MORI-TOYO Udon Restaurant
MORI-TOYO Udon Restaurant
The site is a residential area near Lake Town, Koshigaya City, Saitama Prefecture. It is located in a place where rice fields remain as a remnant of the past—a new construction plan for a udon restaurant in such a location. The adjacent land is a rice field, and the construction site was originally a rice field.
First, the design began to take advantage of the tranquil environment of the rice fields. The layout and floor plan of the building was designed to match the rectangular shape of the adjacent rice field, making the building elongated with a short side of 4,550 mm and a long side of 27 m.
As you can see from the view of the building across the rice fields, you can enjoy the full view of the rice fields while eating udon from inside the building.
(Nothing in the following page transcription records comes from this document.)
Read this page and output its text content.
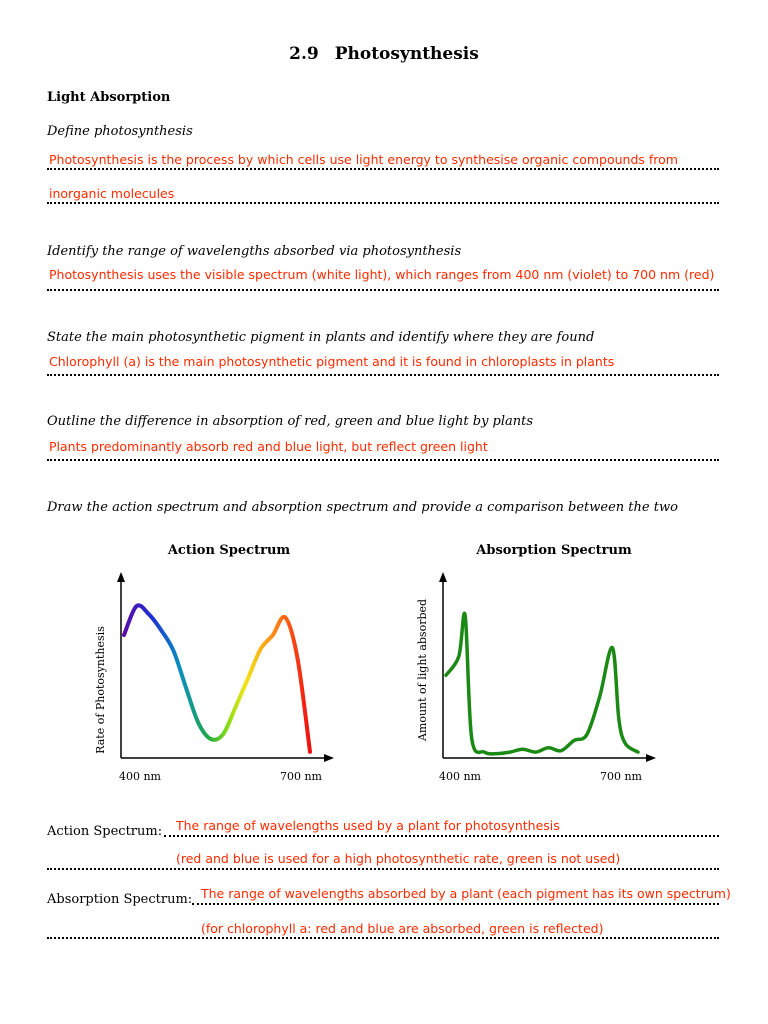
2.9 Photosynthesis
Light Absorption
Define photosynthesis
Photosynthesis is the process by which cells use light energy to synthesise organic compounds from
inorganic molecules
Identify the range of wavelengths absorbed via photosynthesis
Photosynthesis uses the visible spectrum (white light), which ranges from 400 nm (violet) to 700 nm (red)
State the main photosynthetic pigment in plants and identify where they are found
Chlorophyll (a) is the main photosynthetic pigment and it is found in chloroplasts in plants
Outline the difference in absorption of red, green and blue light by plants
Plants predominantly absorb red and blue light, but reflect green light
Draw the action spectrum and absorption spectrum and provide a comparison between the two
Action Spectrum	Absorption Spectrum
Rate of Photosynthesis
400 nm	700 nm
Amount of light absorbed
400 nm	700 nm
Action Spectrum: The range of wavelengths used by a plant for photosynthesis
(red and blue is used for a high photosynthetic rate, green is not used)
Absorption Spectrum: The range of wavelengths absorbed by a plant (each pigment has its own spectrum)
(for chlorophyll a: red and blue are absorbed, green is reflected)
The wind blowing from south to north passes through the building and out to the rice fields on the north side. The rice swaying in the wind also represents the pleasant wind that blows in this area.
Regarding the construction of the building, we tried to avoid making any changes as much as possible so that it would be a primitive building that could be completed once the structure was assembled.
The floor is finished by applying a surface hardening agent to the 400mm thick basic concrete and then carving out the surface.
The foundation, pillars, and beams were exposed, and glass was attached to the structure to create a boundary between the interior and exterior. No other work was done. Before assembly, the structure was brought in and painted with an oil stain to repel rain.
I believe that such a primitive structure has blended into the landscape of the neighboring rice fields and has become a part of the place without disrupting the original tranquil environment and scenery.
Approximately 300 cedar pillars with a cross-section of 90 mm square and 3 m long are hung around the outer perimeter of the building to serve as louvers, but these hanging pillars are actually designed to resemble giant noren curtains.
A noren curtain made of hanging pillars invites customers in. Once inside the building, there is an open space that is different from the impression from the outside. There are rice fields in front of you, and you can enjoy the special udon and tempura made by the owner. I think we have created a udon restaurant where you can eat, drink beer, and relax.
Anyone can easily pass through the wooden curtains from the gravel parking lot, which has been purposely designed to be rough and unintimidating and enter the store, where the bustle of customers echoes on the concrete floor, surrounded by the scent of wood and the frame. There is a rice field in front of the space.